5permille

Controllo glicemico, i cardiologi statunitensi consigliano l'uso di nuovi farmaci

L'American College of Cardiology ha emesso un Expert Consensus Decision Pathway finalizzato all'educazione dei cardiologi sull'uso di due nuove classi di farmaci per il diabete, gli inibitori del co-trasportatore di sodio-glucosio 2 (SGLT2) e gli agonisti del recettore del GLP-1 (GLP-1RA), che sono risultati efficaci nel ridurre gli esiti avversi in pazienti con malattia cardiovascolare e diabete. Le raccomandazioni sono pubblicate nel Journal of the American College of Cardiology e sono supportate dalla American Diabetes Association. La spinta per il documento di consenso è stata la consapevolezza dell'esistenza di un certo numero di nuovi agenti disponibili che riducono il rischio di esiti cardiovascolari nei pazienti con diabete e malattia cardiovascolare aterosclerotica.

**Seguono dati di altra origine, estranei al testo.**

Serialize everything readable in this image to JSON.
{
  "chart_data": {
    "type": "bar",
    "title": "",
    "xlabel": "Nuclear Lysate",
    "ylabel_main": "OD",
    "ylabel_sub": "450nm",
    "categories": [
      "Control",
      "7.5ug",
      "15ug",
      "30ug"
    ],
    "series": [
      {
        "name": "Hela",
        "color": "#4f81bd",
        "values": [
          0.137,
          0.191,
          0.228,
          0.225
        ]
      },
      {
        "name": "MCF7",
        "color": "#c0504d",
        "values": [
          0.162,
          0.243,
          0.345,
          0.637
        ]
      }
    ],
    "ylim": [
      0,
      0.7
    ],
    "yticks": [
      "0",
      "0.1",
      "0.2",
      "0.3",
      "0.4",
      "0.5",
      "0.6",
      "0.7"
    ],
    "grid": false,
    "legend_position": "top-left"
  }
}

«Molti pazienti con malattia aterosclerotica soffrono di diabete, ma in genere i cardiologi non vengono coinvolti nel controllo del glucosio, che rimane di competenza degli endocrinologi o dei medici di assistenza primaria. Poiché però queste nuove classi di farmaci hanno dimostrato di ridurre il rischio cardiovascolare in pazienti con malattie cardiache e diabete, i cardiologi dovrebbero essere consapevoli di tali benefici» spiega Brendan Everett, del Brigham and Women's Hospital di Boston, che ha collaborato alla stesura del documento. Secondo gli esperti, i medici dovrebbero orientarsi con le linee guida per offrire trattamenti ipolipemizzanti, terapie antipiastriniche e trattamenti ipoglicemizzanti come la metformina. Allo stesso tempo, dovrebbero prendere in considerazione l'aggiunta di un inibitore SGLT2, di preferenza empagliflozin, o di un GLP-1RA, in particolare liraglutide. Ovviamente sarà necessario discutere col paziente dell'aggiunta del farmaco, facendo presente che gli inibitori SGLT2 sono stati associati a una riduzione del 14% rischio di eventi cardiovascolari avversi maggiori rispetto al placebo, e che i farmaci GLP-1RA sono stati associati a una riduzione del rischio che nelle stime raggiunge il 26%, nonostante in alcuni studi non si sia osservato alcun beneficio significativo. Infine, i pazienti devono anche sapere che gli inibitori di SGLT2 aumentano il rischio di infezioni micotiche genitali e che i farmaci GLP-1RA sono associati a nausea transitoria e vomito.